In this series, we’ve been talking about cross-language dependencies — in particular, Python packages vendoring Java JARs. While these issues come up in many different ways and other analyses can provide different perspectives, we’ve started by highlighting how log4j and other common Java packages can end up in PyPI or Conda.

In this post, we’ll be looking at patterns or trends in this data to help organizations understand where these risks might emerge — and how to proactively avoid or address them. To do so, it helps to ask a simple question:

  • What types of packages most frequently vendor Java dependencies?

While the figure below isn’t a conclusive answer to the question, it does gesture strongly towards two primary use cases that we’ve encountered: CI/CD and data science. Today, we’re going to focus on data science use cases, which are plotted in red below.

Data science, analytics, machine learning, AI, BI, reporting — no matter what your organization might call these resources or the organizational unit they reside in — is frequently treated uniquely. Because they are often technical users who require access to data sources and flexibility, they are typically provided with access to a wide range of systems, including self-service cloud infrastructure and internal databases, warehouses, lakes, etc.
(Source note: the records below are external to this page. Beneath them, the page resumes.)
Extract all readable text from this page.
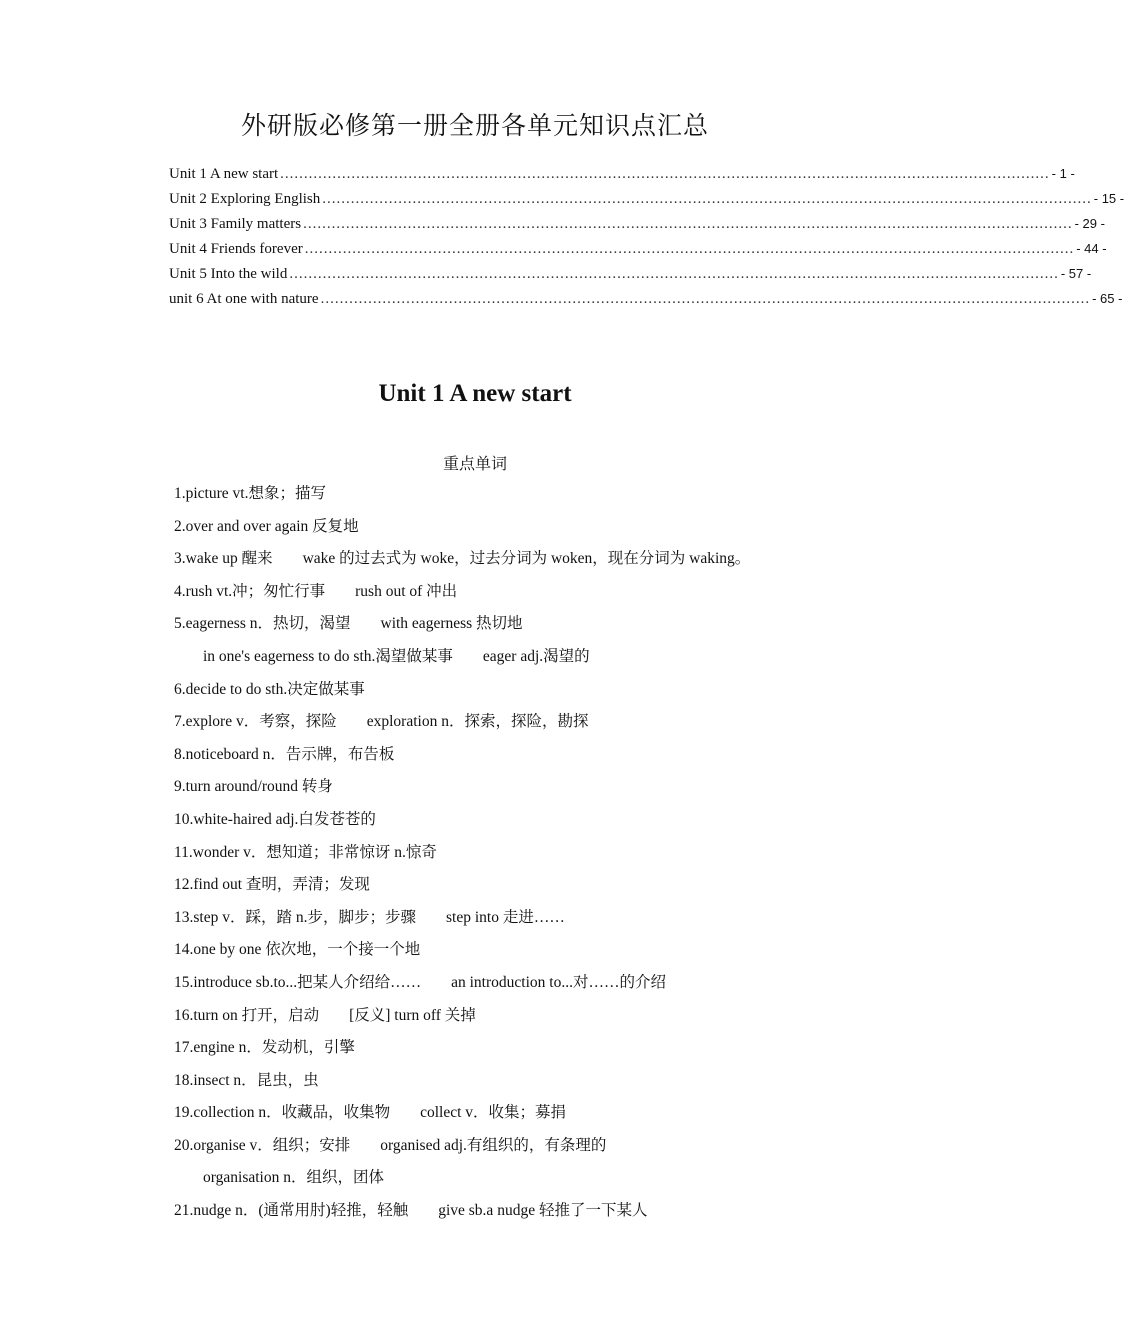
外研版必修第一册全册各单元知识点汇总
Unit 1 A new start .................................................................................................................................................................. - 1 -
Unit 2 Exploring English .................................................................................................................................................................. - 15 -
Unit 3 Family matters .................................................................................................................................................................. - 29 -
Unit 4 Friends forever .................................................................................................................................................................. - 44 -
Unit 5 Into the wild .................................................................................................................................................................. - 57 -
unit 6 At one with nature .................................................................................................................................................................. - 65 -
Unit 1 A new start
重点单词
1.picture vt.想象；描写
2.over and over again 反复地
3.wake up 醒来 wake 的过去式为 woke，过去分词为 woken，现在分词为 waking。
4.rush vt.冲；匆忙行事 rush out of 冲出
5.eagerness n．热切，渴望 with eagerness 热切地
in one's eagerness to do sth.渴望做某事 eager adj.渴望的
6.decide to do sth.决定做某事
7.explore v．考察，探险 exploration n．探索，探险，勘探
8.noticeboard n．告示牌，布告板
9.turn around/round 转身
10.white-haired adj.白发苍苍的
11.wonder v．想知道；非常惊讶 n.惊奇
12.find out 查明，弄清；发现
13.step v．踩，踏 n.步，脚步；步骤 step into 走进……
14.one by one 依次地，一个接一个地
15.introduce sb.to...把某人介绍给…… an introduction to...对……的介绍
16.turn on 打开，启动 [反义] turn off 关掉
17.engine n．发动机，引擎
18.insect n．昆虫，虫
19.collection n．收藏品，收集物 collect v．收集；募捐
20.organise v．组织；安排 organised adj.有组织的，有条理的
organisation n．组织，团体
21.nudge n．(通常用肘)轻推，轻触 give sb.a nudge 轻推了一下某人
However, while many data scientists or machine learning researchers can program, they are not typically trained as developers. More importantly, they are typically outside the scope of SDLC processes used for production software. In general, data scientists care about pain points related to accessing, combining, and processing data — reliability and security are not primary concerns. As a result of these common control gaps and day-to-day incentives, data science groups are frequently the source of high-impact risks.
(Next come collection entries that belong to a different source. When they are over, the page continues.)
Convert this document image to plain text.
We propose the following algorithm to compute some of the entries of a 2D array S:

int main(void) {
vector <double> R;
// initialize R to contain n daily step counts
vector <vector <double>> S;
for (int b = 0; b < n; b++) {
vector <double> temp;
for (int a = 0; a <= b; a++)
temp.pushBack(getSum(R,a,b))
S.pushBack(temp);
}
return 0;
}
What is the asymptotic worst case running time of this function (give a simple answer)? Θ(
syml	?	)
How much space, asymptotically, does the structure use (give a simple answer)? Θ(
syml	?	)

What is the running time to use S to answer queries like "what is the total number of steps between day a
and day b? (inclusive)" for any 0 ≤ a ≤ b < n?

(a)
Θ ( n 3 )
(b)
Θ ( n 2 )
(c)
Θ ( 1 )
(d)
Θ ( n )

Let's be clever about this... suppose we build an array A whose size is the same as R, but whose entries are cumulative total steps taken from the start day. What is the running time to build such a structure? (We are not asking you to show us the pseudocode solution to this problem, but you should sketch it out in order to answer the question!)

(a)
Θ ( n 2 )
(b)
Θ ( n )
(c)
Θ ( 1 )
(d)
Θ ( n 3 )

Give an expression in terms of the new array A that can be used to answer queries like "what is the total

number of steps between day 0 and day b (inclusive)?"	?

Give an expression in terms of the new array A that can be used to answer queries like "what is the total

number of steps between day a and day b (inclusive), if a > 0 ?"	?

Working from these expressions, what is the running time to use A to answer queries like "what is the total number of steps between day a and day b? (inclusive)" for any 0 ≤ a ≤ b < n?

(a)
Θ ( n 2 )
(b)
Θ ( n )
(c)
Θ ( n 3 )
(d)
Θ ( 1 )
Take, for example, Apache Spark and its relative Databricks, which account for three of the twenty top packages by unique JAR count in our figure above. Both Spark and Databricks typically expose a number of external services, including web-based administration and development interfaces, traditional RPC endpoints, and modern APIs. Because these platforms are typically designed to support aggregation of multiple internal data sources, these externally-facing services are ripe for use to access and exfiltrate sensitive information.

Similarly, Jupyter, successor to the IPython project, and the related BeakerX project, are two of the most popular environments for data science development. Within these environments, users can execute arbitrary commands via web-based terminals or write scripts in Python, Julia, R, Groovy, Scala, Clojure, Kotlin, Java, and SQL, to name a few.

Since these environments almost always have direct access to internal data sources, it’s a threat actor’s dream. Who needs to package up and deliver shellcode when it’s as easy as New > Terminal in Jupyter? And when most data science environments allow direct access to unredacted and unencrypted data stores, there’s no need to discover and circumvent traditional network protections. Clearly, these environments can result in dangerously-fertile ground for the wrong people…

In our experience, data science environments require flexibility that does not align with traditional SDLC compliance approaches. As a result, increased focus on education and active monitoring are frequently more effective at reducing risk while managing business impact and expectation.

The solution, in reality, is simple: actively engage with your data science and machine learning teams to make sure they are aware of and care about the risks. Work with them to develop policies and procedures that reflect the organization’s goals and the team’s capabilities and knowledge — but don’t accumulate risk unknowingly and uncaringly.